No news organisation in the West could base their main Middle Eastern bureau anywhere other than Israel, for the simple reason that it was the only free country with a free press, an independent judiciary and a constitution. Researchers and diplomats, as well as reporters, could phone or visit Palestinians in the occupied territories, as indeed could anyone else. Crucially, in an age dominated by images, television crews could get pictures. I am not saying that the authorities do not harass foreign or Israeli correspondents trying to report the undoubted violations of Palestinian rights, simply that they can report from Jerusalem but cannot from Damascus or Riyadh.
Even if the Baathists or Wahaabis let journalists in, they would place them under constant surveillance. Meanwhile any local invited to go on air to criticise his or her rulers would refuse because they knew that they would be running a terrible risk. Moynihan's Law explains why you never hear a BBC or Sky anchor announce, "We are going live to hear our Saudi Arabian editor on the oppression of women in Mecca," although if we are very lucky maybe we will soon.
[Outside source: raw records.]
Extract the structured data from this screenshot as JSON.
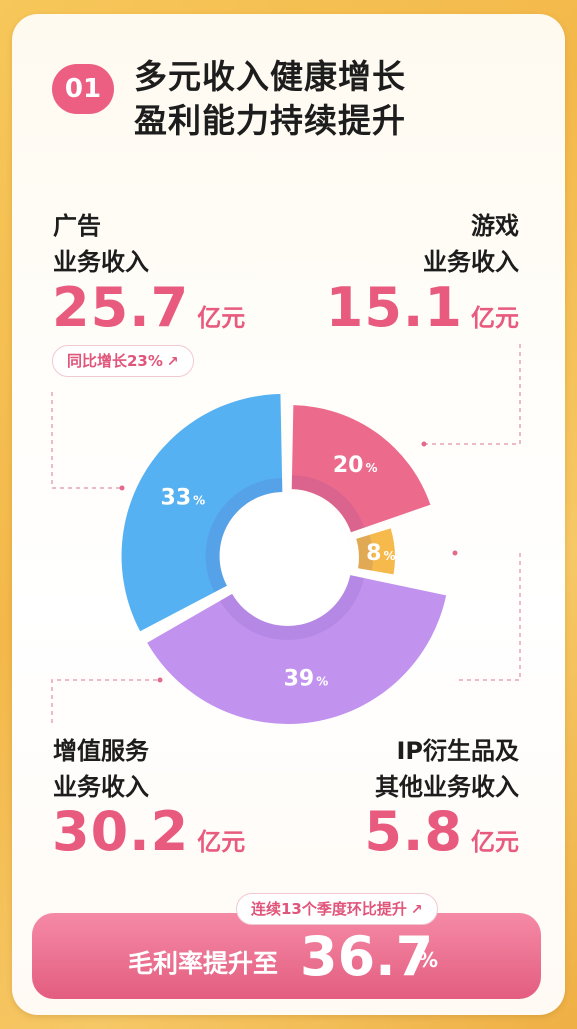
{
  "header": {
    "badge": "01",
    "line1": "多元收入健康增长",
    "line2": "盈利能力持续提升"
  },
  "segments": {
    "ads": {
      "line1": "广告",
      "line2": "业务收入",
      "value": "25.7",
      "unit": "亿元",
      "growth": "同比增长23%"
    },
    "games": {
      "line1": "游戏",
      "line2": "业务收入",
      "value": "15.1",
      "unit": "亿元"
    },
    "vas": {
      "line1": "增值服务",
      "line2": "业务收入",
      "value": "30.2",
      "unit": "亿元"
    },
    "ip": {
      "line1": "IP衍生品及",
      "line2": "其他业务收入",
      "value": "5.8",
      "unit": "亿元"
    }
  },
  "gross_margin": {
    "note": "连续13个季度环比提升",
    "label": "毛利率提升至",
    "value": "36.7",
    "unit": "%"
  },
  "chart_data": {
    "type": "pie",
    "style": "donut",
    "slices": [
      {
        "name": "游戏",
        "value": 20,
        "label": "20",
        "unit": "%",
        "color": "#ec6a8c"
      },
      {
        "name": "IP衍生品及其他",
        "value": 8,
        "label": "8",
        "unit": "%",
        "color": "#f5b94c"
      },
      {
        "name": "增值服务",
        "value": 39,
        "label": "39",
        "unit": "%",
        "color": "#c193ee"
      },
      {
        "name": "广告",
        "value": 33,
        "label": "33",
        "unit": "%",
        "color": "#56b1f3"
      }
    ]
  },
  "colors": {
    "accent": "#e85a7e",
    "background": "#f5c05a"
  },
  "icons": {
    "growth": "arrow-up-right-icon"
  }
}
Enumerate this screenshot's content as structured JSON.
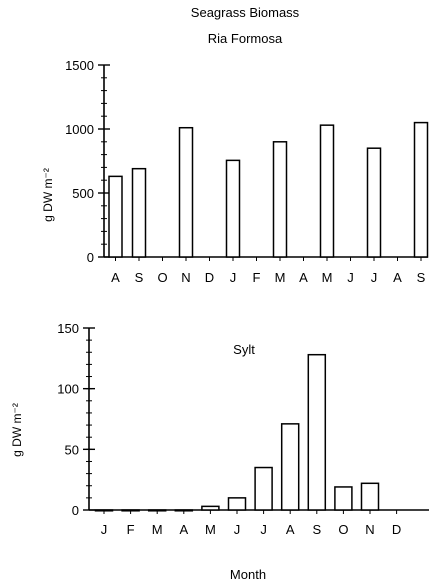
{
  "figure_title": "Seagrass Biomass",
  "xlabel": "Month",
  "chart_data": [
    {
      "type": "bar",
      "title": "Ria Formosa",
      "ylabel": "g DW m⁻²",
      "ylim": [
        0,
        1500
      ],
      "y_major_ticks": [
        0,
        500,
        1000,
        1500
      ],
      "y_minor_step": 100,
      "categories": [
        "A",
        "S",
        "O",
        "N",
        "D",
        "J",
        "F",
        "M",
        "A",
        "M",
        "J",
        "J",
        "A",
        "S"
      ],
      "series": [
        {
          "values": [
            630,
            690,
            null,
            1010,
            null,
            755,
            null,
            900,
            null,
            1030,
            null,
            850,
            null,
            1050
          ]
        }
      ],
      "grid": false
    },
    {
      "type": "bar",
      "title": "Sylt",
      "ylabel": "g DW m⁻²",
      "ylim": [
        0,
        150
      ],
      "y_major_ticks": [
        0,
        50,
        100,
        150
      ],
      "y_minor_step": 10,
      "categories": [
        "J",
        "F",
        "M",
        "A",
        "M",
        "J",
        "J",
        "A",
        "S",
        "O",
        "N",
        "D"
      ],
      "series": [
        {
          "values": [
            0,
            0,
            0,
            0,
            3,
            10,
            35,
            71,
            128,
            19,
            22,
            null
          ]
        }
      ],
      "grid": false
    }
  ]
}
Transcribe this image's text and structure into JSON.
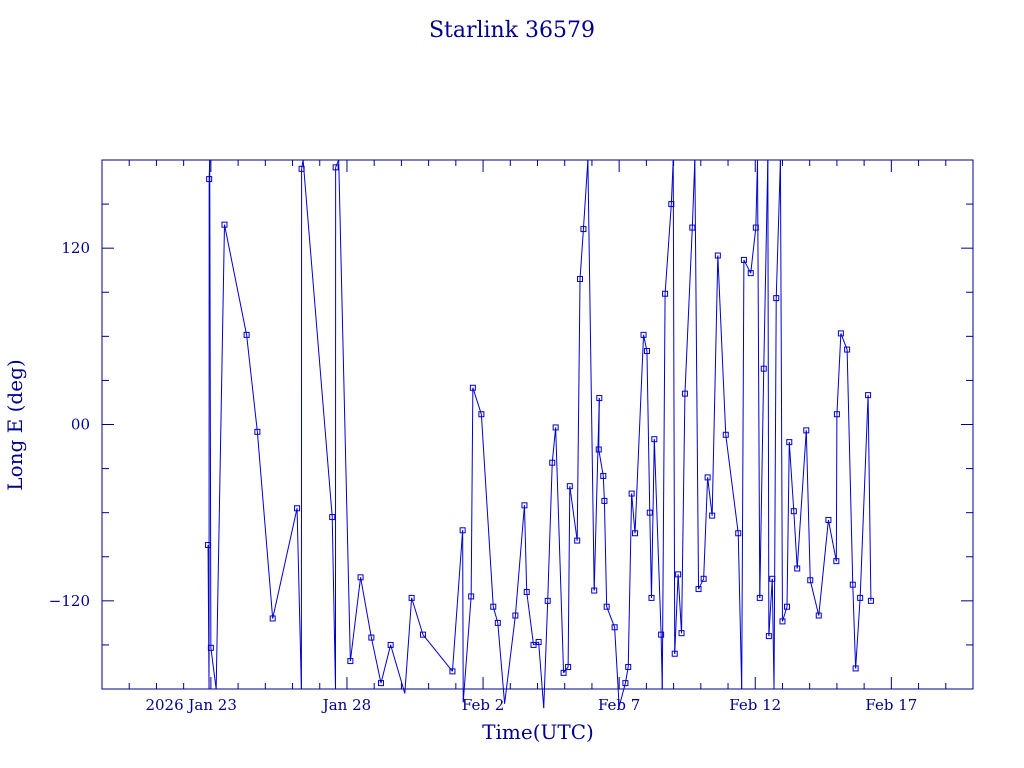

At some level Westerners ought to have registered that millions of people must bite their tongues in the Middle East, and tempered their judgments accordingly. They mistook silence for compliance for a reason the late Fred Halliday, who never shirked from confronting the ugliness of the region, identified when he tried to stop his asinine colleagues at the London School of Economics endorsing the Libyan tyranny. Naturally, Saif Gaddafi could appear suave and at ease in Western circles after having unlimited amounts of stolen money lavished on his education. But, said Halliday, Westerners must realise that the function of plausible and well-groomed men from Libya, Egypt and Saudi Arabia was to impress foreigners by making "compromises with internal hardliners that serve to lessen external pressure". Keep executions and police interrogations off YouTube and the prudent tyrant will be delighted by the readiness of Westerners to dismiss informed criticisms of his regime as neocon propaganda.
Instead of listening to Halliday, Anthony Giddens flew to meet Gaddafi and uttered the only remark anyone is likely to remember him for. Libya's future was as a "Norway of North Africa: prosperous, democratic and free". How the sight of the Saharan Scandinavians slaughtering their own civilians must perplex him.
Gaddafi was hardly an exception. From the moment he took power in Syria on the sole ground that he was his father's son, Bashir al-Assad has heard politicians insist that he is a Baathist they can do business with. Only last month, Anna Wintour, a fashion magazine editor who could be a tenured LSE professor, allowed her Vogue staff to simper that Bashir's wife was "the most magnetic of first ladies". For all the Western fawning, the denial of Syrian liberty continued undiminished, but it could only be brought to the world by talking to exiles or explaining the totalitarian nature of the Baath Party, neither of which would have made good television.